Mesela; “her ülkenin kendine has “terör, vatan haini, bölücü, irtikap, vatansever, iyi ve kötü vatandaş, dost ve düşman...” tanımları vardır.

Başka inanç ve siyasi yapılar da sırada! Yarın kimin ne olacağı, nerelere geleceği hiç belli olmaz!

“Demiştik ya; “Sêvê gundê me erzanin/ Warin sêvan warin sêvan!..”

Ara ara “Halkın esaretini bitirecek birilerinin mumdan gemisi, ateş denizinde yürüterek bir şehrin iskelesine çıkarılır!.. Kongreler, konferanslar; milli kuvvetler, savaşlar hatta meydan muharebeleri...” tanımlanır. Payitahtlarda kûşadlar; nev vatan hainleri ve vatanseverler; Cumhuriyet ilanları...” olacak ama yek adem û tek parti ile!..

Derken; bu türlü talihsizliklerin bitmediği adeta yaşam kültürü olarak dayatıldığı ülkelerde yani bizim ellerde “Kandillere katran döker geceler!”(nfk).

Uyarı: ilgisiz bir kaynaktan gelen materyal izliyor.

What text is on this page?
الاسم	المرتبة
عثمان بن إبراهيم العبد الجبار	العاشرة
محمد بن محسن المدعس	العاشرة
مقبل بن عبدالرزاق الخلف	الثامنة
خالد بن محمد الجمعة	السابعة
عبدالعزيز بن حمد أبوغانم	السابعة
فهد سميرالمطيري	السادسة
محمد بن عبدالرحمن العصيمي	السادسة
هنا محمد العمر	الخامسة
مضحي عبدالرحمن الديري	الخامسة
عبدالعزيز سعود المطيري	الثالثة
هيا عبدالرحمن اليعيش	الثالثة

Sabaha uyandığımızda; “Aman efendim aman!..” Kutlamalar, törenler, şölenler; uzlaşma, anlaşmalar!.. Benim ezgim ise;

“Bayram gelmiş neyime/ Kan damlar yüreğime/ Yaralarım sızlıyor/ Gülmek benim neyime anam anam garibem!..”

Yine de sıla-yı rahm adına bir kurbanımız, infak, duamız, ziyaretle selam olsun!.. Özellikle “İnsanlığın son özgür kalesi GAZZE’ye canımız yoksa gözyaşımız ulaşsın! Diren!.. Dayan Gazzem!.. “..Fethun qerîb!” Wesselam.